Slip and Fall Claims

Published on July 03, 2012   Trevor A. Taylor

Slip and Fall Attorney

slip and fall attorneyWhen you or I enter a store, there is an unspoken understanding between us and the store owner. We enter the store to purchase their goods or services—we give them money. In return, the owner has an obligation to us to make sure that we can shop in safety and not slip and fall and possibly injure ourselves.

Too many stores breach this obligation, sometimes with very serious consequences. At times like that, hiring a competent injury lawyer (slip and fall attorney) to protect your interests is essential.

The body of law protecting injured customers is known as premises liability. Premises liability law defines the type of obligation that a landowner owes people that enter their property. The highest duties are placed on landowners that invite people onto their property for profit. The law defines customers of a business as “invitees.”

If a customer or “invitee” is injured in a store, the law explores the reason for the slip and fall, asking the question of whether the cause of the slip and fall (water left on the ground, spilled soap) creates an unreasonably dangerous condition on the premises.

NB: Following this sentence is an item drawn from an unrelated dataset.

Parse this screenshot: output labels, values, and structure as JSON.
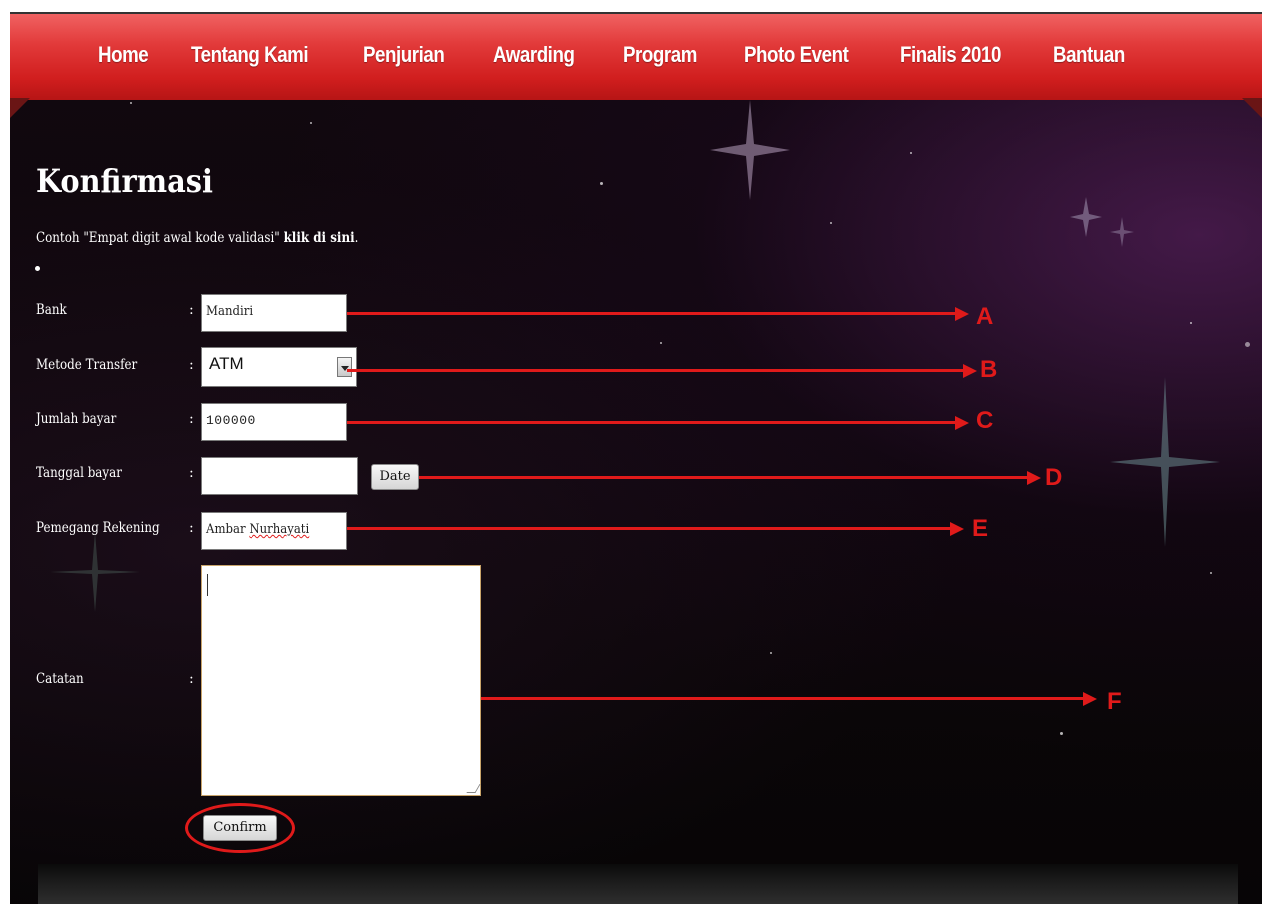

A company’s safety manual or training material may admit as much.

The next question the law asks is perhaps the most important: whether the owner “knew or should have known” or the dangerous condition yet failed to cure it. This is the area where most of these types of claims are hardest fought. As an initial matter, the injured customer needs to know how and on what he or she fell. From that point, the customer’s slip and fall attorney can work backwards to determine if the owner was (or should have been) on notice of the condition. Sometimes you can develop evidence that the company knew of the spill, but hadn’t cleaned it up yet (actual notice). When you have no evidence of actual notice, more detailed investigation will be necessary to determine if the company “should have known” about the condition. Evidence from the customer or other witnesses about how long the condition existed is important. Also important is some knowledge about company cleaning and maintenance routines, and whether they were followed in this particular case. A spill that was on the ground for an extended period of time, coupled with evidence that the company wasn’t routinely monitoring the condition of its floor, can support a jury’s conclusion that the company “should have know” of the condition but failed to act and this precipitated the slip and fall injury.

Sometimes a slip and fall is not the result of a dangerous condition on the property (like soap left on the floor), but the result of some ongoing activity on the property by the owner. This distinction, between a premises liability and negligent activity claim, can often be determinative of a claims success. The seminal case in this area is Keetch v. Kroger, 845 S.W.2d 262, 264 (Tex. 1992). In that case, the court distinguished between a negligent ongoing activity (over spraying plants while watering them) and premises liability (dangerous condition of water on the ground). The important difference between the two types of claims is that the injured customer doesn’t need to show that the owner was on notice of the condition in the negligent activity case. Simply showing the negligence of the owner’s activity is enough to prevail.

In dealing with the owner (or more likely the insurance adjusters they hire), a customer injured by a slip and fall will be made to feel like the injury is their fault. You should have been watching where you were going, the adjuster will say. Don’t blame our negligence for your fall. This is a common refrain I hear in virtually every premises case. They are attempting to set up a comparative fault defense—which means if they can convince a jury that the fall is more your fault than theirs, you won’t recover a penny. This is one very good reason that you should retain a competent slip and fall attorney like Trevor Taylor in Austin.

This argument can be met by pointing out the obvious: you didn’t go into their store to buy floor tiles. You went to buy the stuff that’s on the shelves. In fact, stores spend lots of money on advertising and promotions to draw your attention to colorful displays and neat shelves. That’s where they want your focus—and it makes them money. They can’t draw your attention to shelves to make themselves money, but then tell you to stare at the floor when you are hurt.

Some slip and fall injuries can be quite serious. Broken bones, spinal damage and other serious injuries as a result of a slip and fall are not uncommon. An experienced slip and fall attorney well versed in personal injuries can help develop testimony about these injuries, along with wage and other non-economic losses, to help present a compelling case to the adjuster representing the store, or a jury if the adjuster will not pay.